For the first (simpler) approach:
- If you don't have it like this already, you should have a gameObject for your character, then another childed object (e.g. right click on the character -> "create empty") that contains the sword's collider. Name this sub-object e.g. "Sword" or "Sword Collider". The name is important for reasons mentioned below, so be sure to pick a consistent, descriptive name.
- You will only have an animator on the root (the character), not on the sword. This animator controls
both your character's collider (e.g. if your character steps forward), and the sword's collider (whether it's active or not, and the size of it, if e.g. the swing has different frames with different hitboxes each).

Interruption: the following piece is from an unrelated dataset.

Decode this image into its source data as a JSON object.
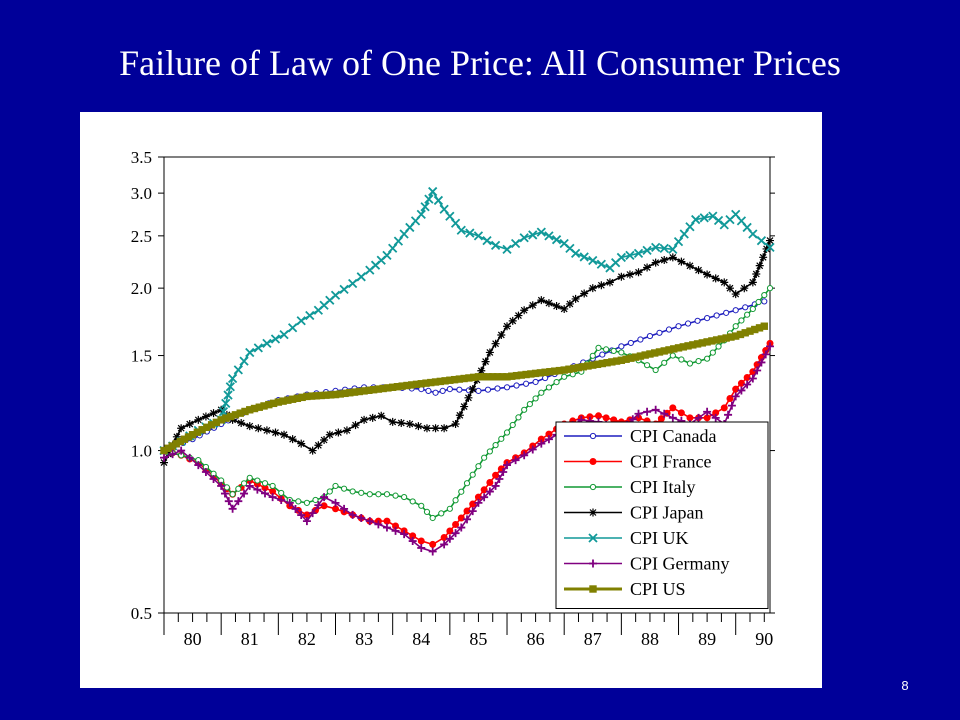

- When you're recording animation changes on the base object (through the little red circle "record" button), Unity lets you click its sub-objects without deselecting the parent. Then you can just change the sub-object values, including their collider's position and size; these changes will be recorded in the animation of the parent object.
- An important thing to note here is that Unity records these changes referring to the
name of the sub-object. If you change the name of the sub-object, the animation will break (the values will show in yellow, saying that no such sub-object exists). This also happens if you change the type of collider (e.g. from circle to box).
The second approach is considerably more complicated, and there's probably many ways to do it. What I have is a character with an animation that has them swinging an invisible weapon, and a weapon with a swing animation. Each has its own animator, and you play both animations at the same time.
In my case, for maximum flexibility (allowing any character to use any weapon), I do several things:
- On the character I animate a "point" that marks the character's hand position (simply an empty sub-object).
- I child the weapon to the aforementioned "hand" point (the weapon's center point is its the grip / handle).
- I speed up or slow down the animation speed of the character's animator to make sure the total play time of the swing animation matches the weapon's. This allows me to have weapons that swing faster or slower.